There’s a nice mix here, and it’s a good place to see what all will thrive in central Florida’s climate and soil.
Another superb garden is the 50-acre Bok Tower Gardens, set atop one of Florida’s few ridges (298 feet up!) and located about an hour southwest of Orlando in Lake Wales.
Bok Tower is a mostly woodland garden, filled with palms, live oaks, magnolias and the tropical vegetation that thrives in the shade under them.
The highlight is the 205-foot, marble and coquina Gothic Revival “singing tower.” It stands above the trees as high as a 20-story building and can be heard for miles when the carillon inside plays.
This sanctuary was built by Philadelphian Edward W. Bok, a Dutch immigrant who made his fortune as editor of the Ladies Home Journal in the early 1900s (also by marrying the publisher’s only daughter).
Bok wintered in Florida and was attracted to this site both by the plentiful wildlife and by the incredible sunsets seen from the top of the ridge. Birders will love this place.
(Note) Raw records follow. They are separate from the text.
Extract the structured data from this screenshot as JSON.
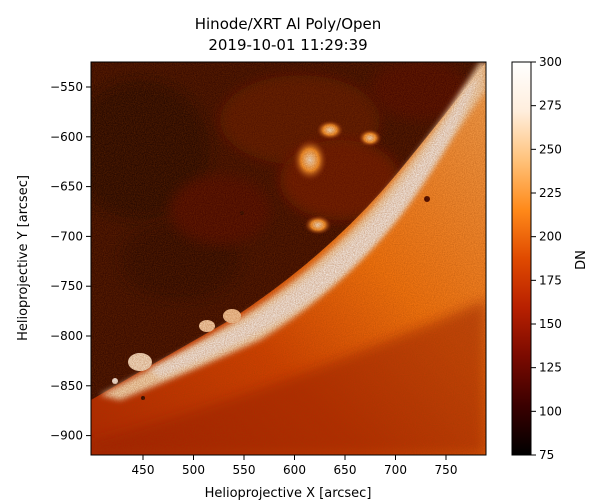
{
  "title_line1": "Hinode/XRT Al Poly/Open",
  "title_line2": "2019-10-01 11:29:39",
  "xlabel": "Helioprojective X [arcsec]",
  "ylabel": "Helioprojective Y [arcsec]",
  "colorbar_label": "DN",
  "x_ticks": [
    "450",
    "500",
    "550",
    "600",
    "650",
    "700",
    "750"
  ],
  "y_ticks": [
    "−550",
    "−600",
    "−650",
    "−700",
    "−750",
    "−800",
    "−850",
    "−900"
  ],
  "cbar_ticks": [
    "75",
    "100",
    "125",
    "150",
    "175",
    "200",
    "225",
    "250",
    "275",
    "300"
  ],
  "colormap": [
    "#000000",
    "#3a0000",
    "#7a0a00",
    "#b82000",
    "#e04a00",
    "#ff8a1a",
    "#ffc27a",
    "#ffeedd",
    "#ffffff"
  ]
}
Bok donated Bok Tower Gardens in 1929 as a gift to the American people for the opportunity the United States brought him. Thank you, Mr. Bok.
A fourth garden worth seeing is Heathcote Botanical Gardens along central Florida’s east coast in Fort Pierce.
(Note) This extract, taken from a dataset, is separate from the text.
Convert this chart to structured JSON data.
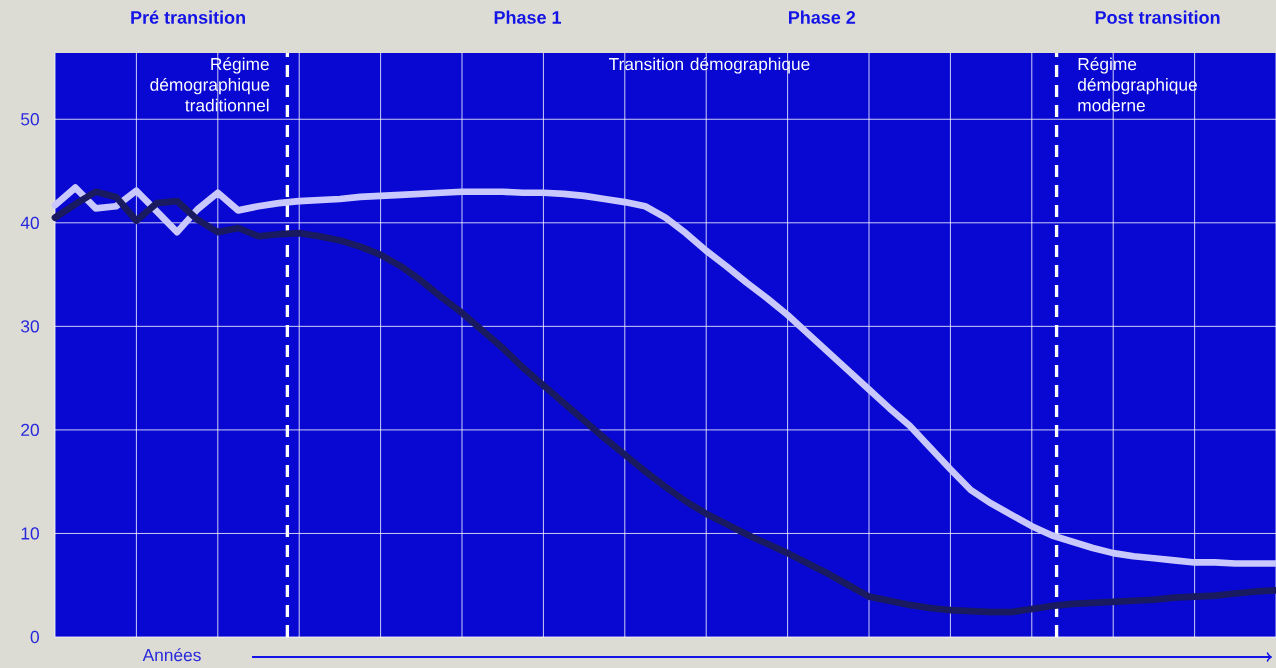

Bonsai is the main draw here. Heathcote claims to have the largest publicly displayed collection of tropical bonsai plants in the United States – some 100 specimens artfully displayed on two-legged stone tables in the James J. Smith Bonsai Gallery.
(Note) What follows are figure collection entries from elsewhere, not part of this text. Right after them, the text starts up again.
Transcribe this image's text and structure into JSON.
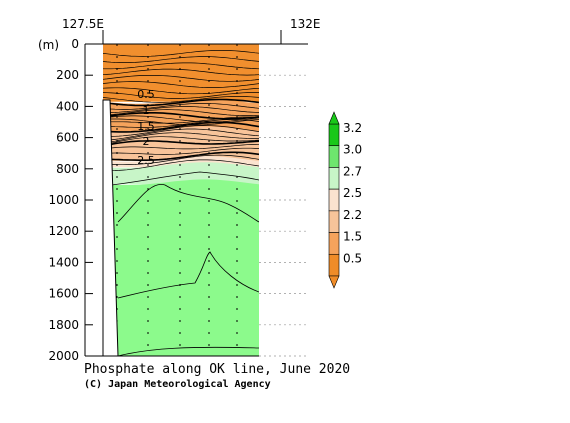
{
  "chart_data": {
    "type": "contour-section",
    "title": "Phosphate along OK line, June 2020",
    "credit": "(C) Japan Meteorological Agency",
    "ylabel": "(m)",
    "ylim": [
      0,
      2000
    ],
    "y_ticks": [
      0,
      200,
      400,
      600,
      800,
      1000,
      1200,
      1400,
      1600,
      1800,
      2000
    ],
    "x_labels": [
      "127.5E",
      "132E"
    ],
    "contour_labels": [
      "0.5",
      "1",
      "1.5",
      "2",
      "2.5"
    ],
    "colorbar": {
      "ticks": [
        "3.2",
        "3.0",
        "2.7",
        "2.5",
        "2.2",
        "1.5",
        "0.5"
      ],
      "colors": [
        "#19c819",
        "#6ee66e",
        "#c8f5c8",
        "#fbe3cf",
        "#f6c49a",
        "#f5a35c",
        "#f08c28"
      ]
    },
    "layers": [
      {
        "from": 0,
        "to": 370,
        "color": "#f18f2e"
      },
      {
        "from": 370,
        "to": 560,
        "color": "#f5a35c"
      },
      {
        "from": 560,
        "to": 750,
        "color": "#f8c49a"
      },
      {
        "from": 750,
        "to": 790,
        "color": "#fbe3cf"
      },
      {
        "from": 790,
        "to": 900,
        "color": "#c8f5c8"
      },
      {
        "from": 900,
        "to": 2000,
        "color": "#8cfa8c"
      }
    ]
  }
}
The Japanese garden is also nice, and the Gardens’ most unusual plant is a three-headed sabal palm that looks like a tropical menorah in the making.
Heathcote is small – only about 5 acres – but it’s a must stop for any bonsai fan.
And while you’re down that way, check out the wonderful McKee Botanical Garden along U.S. 1 in Vero Beach.
Once 80 acres and attracting 100,000 visitors a year in the 1940s and 1950s as McKee Jungle Gardens, this place originally was known for its amazing collections of orchids and water lilies.
I-95 and Disneyworld shifts in tourism caused it to close in the 1970s. Most of it became condos, but the locals and a land trust resurrected it into 18 acres in the 1990s. It’s gorgeous.
Now it’s got strolling paths that wind you throughout all sorts of tropical vistas, most of them featuring bridges and water.
There’s a superb variety of plants here… trees, palms, bamboos, orchids, a bat-pollinated “sausage tree” with hanging fruits that look like sausages, a “sleeping tree” that’s still growing horizontally after being blown down in a storm and much, much more.
I wasn’t sure what to expect after reading the history. If this is what’s left, I can’t imagine how incredible it was at 80 acres.
All of these places are within a 2-hour’s drive of Orlando and well worth visiting if you ever get down that way. Especially in January.